Among 16 study participants with asymptomatic triglyceride elevation who continued on GS-0976, the 4 people who took fish oil or fibrates (medications to reduce blood lipid levels) all saw their levels fall below 500 mg/dL at week 12, and 7 of the 12 who were not treated with lipid-lowering therapy still spontaneously fell below the 500 mg/dL threshold.

Patients treated with 20mg GS-0976 in this study saw a "significant improvement in hepatic steatosis" by MRI-PDFF, a significant improvement in TIMP-1 and dose-dependent reductions in ALT and PIII-NP, the researchers summarized.

Although they concluded that treatment with GS-0976 was "safe and well tolerated," they said that its effect on triglyceride levels requires longer-term follow-up.

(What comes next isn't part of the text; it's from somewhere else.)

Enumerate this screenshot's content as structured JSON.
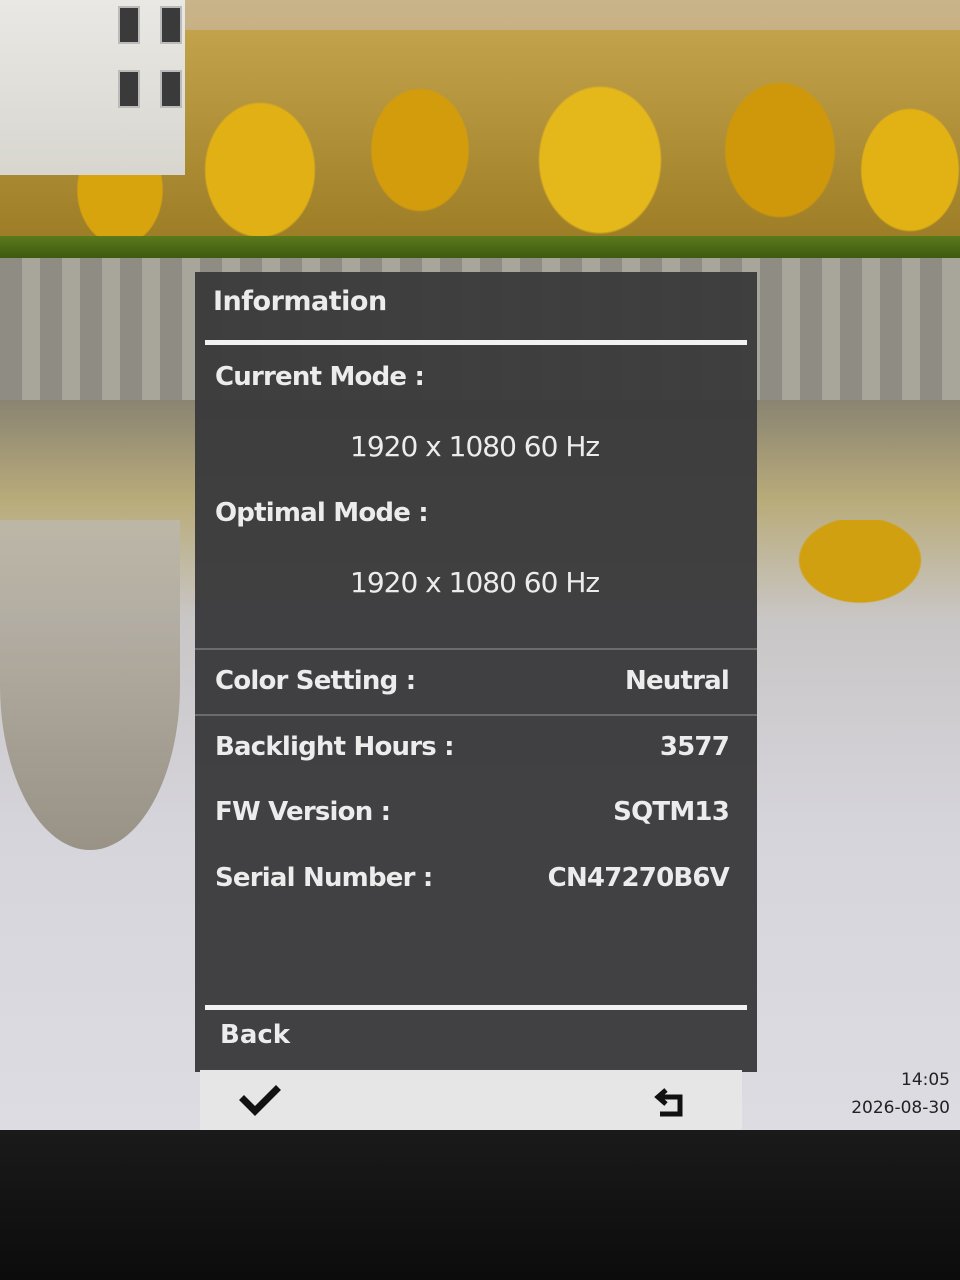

"In this first randomized, placebo-controlled, Phase 2 study of an ACC inhibitor in NASH, the data suggest that GS-0976 has the potential to play an important role in treating patients with this disease," Loomba said in a Gilead press release. 

Future studies of GS-0976, both alone and in combinations, are planned, according to Loomba.

10/31/17

Source

R Loomba et al. Acetyl-CoA carboxylase (ACC) inhibitor GS-0976 leads to significant improvements in MRI-PDFF in a phase 2, randomized, placebo-controlled trial of patients with NASH. The Liver Meeting. Washington, DC, October 20-24, 2017. Abstract LB-9.